Why Don't Tech Companies Pay Their Engineers to Stay?
Geographic Pay Disparities (esp. UK/EU/Canada)
- Strong disagreement over UK compensation: some claim 150–200k GBP TC is attainable at non‑FAANG firms; others say realistic mid‑senior offers are ~90–120k with far worse upside than US roles.
- Several argue UK tech underpays relative to cost of living, with poor equity culture and risk‑averse VC; advice is often “go to US/FAANG/finance or consult.”
- Contractors in the UK used to do better, but IR35 and tax changes reduced advantages.
- Similar complaints from Canada: non‑FAANG dev/SDET roles can be paid far below six figures.
Reasons Engineers Leave: Money vs Management
- Many say they start looking due to bad management, poor environment, or stagnant work; higher pay is a side‑effect of switching.
- Others are explicit: repeated job changes for large raises (30–100%+) are the primary path to market pay and financial independence.
- Some accept lower pay for academia, non‑profits, or good WFH conditions, prioritizing autonomy and low stress.
Retention, Counteroffers, and Pay Inertia
- Common pattern: long‑tenured engineers paid below market while new hires in same level earn more; seen at big tech and elsewhere.
- Internal raises are constrained by bands, budgets, and “fairness” across peers; large adjustments are politically hard.
- Counteroffers are rare or small; once someone resigns they’ve often mentally moved on. Some refuse counteroffers as proof of prior underpayment.
- RSUs and staggered stock grants act as “golden handcuffs,” especially in US big tech; people often leave at or after the 4‑year cliff.
Institutional Knowledge vs “Fungible” Engineers
- Several engineers argue that deep system knowledge and business context are irreplaceable or take many years to rebuild; mass layoffs or attrition often lead to rewrites or degraded velocity.

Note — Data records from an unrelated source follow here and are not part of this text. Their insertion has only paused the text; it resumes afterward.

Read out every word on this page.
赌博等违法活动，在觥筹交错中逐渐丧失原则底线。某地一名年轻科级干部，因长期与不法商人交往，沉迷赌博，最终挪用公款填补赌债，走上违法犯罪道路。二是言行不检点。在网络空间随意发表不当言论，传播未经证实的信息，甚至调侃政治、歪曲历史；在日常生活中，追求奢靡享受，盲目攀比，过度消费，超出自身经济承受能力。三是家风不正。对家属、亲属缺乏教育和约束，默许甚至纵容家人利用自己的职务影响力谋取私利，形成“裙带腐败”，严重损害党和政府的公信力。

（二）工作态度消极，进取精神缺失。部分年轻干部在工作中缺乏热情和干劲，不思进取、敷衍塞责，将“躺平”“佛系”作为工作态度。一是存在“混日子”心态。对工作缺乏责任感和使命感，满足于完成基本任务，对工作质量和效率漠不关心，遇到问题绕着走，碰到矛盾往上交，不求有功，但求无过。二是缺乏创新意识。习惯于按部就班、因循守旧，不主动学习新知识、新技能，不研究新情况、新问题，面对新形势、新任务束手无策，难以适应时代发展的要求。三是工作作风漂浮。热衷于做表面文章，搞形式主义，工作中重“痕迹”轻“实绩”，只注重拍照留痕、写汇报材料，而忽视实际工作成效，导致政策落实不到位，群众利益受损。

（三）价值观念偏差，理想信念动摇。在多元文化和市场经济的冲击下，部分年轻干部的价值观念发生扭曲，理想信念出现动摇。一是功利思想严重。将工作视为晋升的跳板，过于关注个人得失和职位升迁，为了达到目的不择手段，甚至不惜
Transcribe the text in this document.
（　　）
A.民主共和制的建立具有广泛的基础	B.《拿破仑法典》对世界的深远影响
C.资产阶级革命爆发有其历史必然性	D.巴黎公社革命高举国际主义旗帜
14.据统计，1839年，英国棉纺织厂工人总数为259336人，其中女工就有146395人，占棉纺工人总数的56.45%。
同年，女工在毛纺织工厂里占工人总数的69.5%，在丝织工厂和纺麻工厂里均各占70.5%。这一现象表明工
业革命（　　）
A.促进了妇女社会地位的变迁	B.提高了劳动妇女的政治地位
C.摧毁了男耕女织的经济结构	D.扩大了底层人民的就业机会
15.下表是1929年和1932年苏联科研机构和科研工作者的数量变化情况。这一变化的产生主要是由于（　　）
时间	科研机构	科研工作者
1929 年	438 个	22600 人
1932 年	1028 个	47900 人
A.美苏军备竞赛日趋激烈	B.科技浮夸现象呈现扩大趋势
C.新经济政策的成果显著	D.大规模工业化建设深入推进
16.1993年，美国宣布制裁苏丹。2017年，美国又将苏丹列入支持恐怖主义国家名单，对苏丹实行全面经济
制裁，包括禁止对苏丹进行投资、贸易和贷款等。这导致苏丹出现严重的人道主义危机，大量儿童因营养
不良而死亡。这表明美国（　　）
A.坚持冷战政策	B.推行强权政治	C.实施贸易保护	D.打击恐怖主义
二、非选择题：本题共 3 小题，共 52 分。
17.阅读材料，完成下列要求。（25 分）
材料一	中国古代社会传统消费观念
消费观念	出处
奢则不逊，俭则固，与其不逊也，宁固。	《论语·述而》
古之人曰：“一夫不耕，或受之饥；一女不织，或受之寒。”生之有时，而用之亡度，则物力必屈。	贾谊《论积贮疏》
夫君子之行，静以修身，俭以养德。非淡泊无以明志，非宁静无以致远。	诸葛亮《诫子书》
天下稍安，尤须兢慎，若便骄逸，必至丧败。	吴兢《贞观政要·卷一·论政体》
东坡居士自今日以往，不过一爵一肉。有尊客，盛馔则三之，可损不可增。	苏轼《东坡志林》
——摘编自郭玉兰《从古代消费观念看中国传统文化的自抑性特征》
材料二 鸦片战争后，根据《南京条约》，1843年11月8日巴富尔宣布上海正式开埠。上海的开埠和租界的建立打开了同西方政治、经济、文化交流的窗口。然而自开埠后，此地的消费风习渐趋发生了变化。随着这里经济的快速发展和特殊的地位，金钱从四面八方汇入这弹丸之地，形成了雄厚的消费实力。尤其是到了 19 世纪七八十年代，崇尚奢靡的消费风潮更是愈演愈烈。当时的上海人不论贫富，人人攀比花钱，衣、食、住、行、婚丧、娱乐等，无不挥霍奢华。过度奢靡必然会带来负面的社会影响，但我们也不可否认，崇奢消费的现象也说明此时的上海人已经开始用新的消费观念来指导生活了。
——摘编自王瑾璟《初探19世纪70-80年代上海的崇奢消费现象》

- Others note companies behave as if most devs are interchangeable and prefer hiring “potential 10x” newcomers over paying proven staff more.
Comp Structures, Transparency, and Impact Metrics
- Some companies experiment with public salary formulas; people like the fairness for cash, but equity remains opaque and large part of TC.
- Measuring “impact” is seen as inherently fuzzy, especially for senior engineers whose value is indirect (design, risk reduction, mentoring). Metrics tied to pay can be gamed.
Culture, Perks, and Signals
- Non‑pay signals (free snacks, soda, small perks) matter: removal is often read as “culture is changing” or “cuts are coming,” and prompts people to leave.
- Perceived unfairness—pay gaps, broken promises after mergers, bonuses cut while acquisitions continue—drives attrition even when salaries are nominally okay.
Management Mindset and Cost‑Center Framing
- Many commenters say software in non‑product companies is treated as a cost center; managers and HR optimize averages and budgets, not retention of specific people.
- Contrast with law firms: partners (practitioners) know exactly who brings in revenue and will aggressively counteroffer; tech leadership often lacks this practitioner focus.
Market Cycles and Strategy
- The original post is from 2021, when “the market is hot”; multiple commenters stress that 2024 is much colder, making big pay jumps via hopping less reliable.
- Still, the consensus is that switching every few years remains the main way to escape salary stagnation; staying long term usually means falling behind market rates.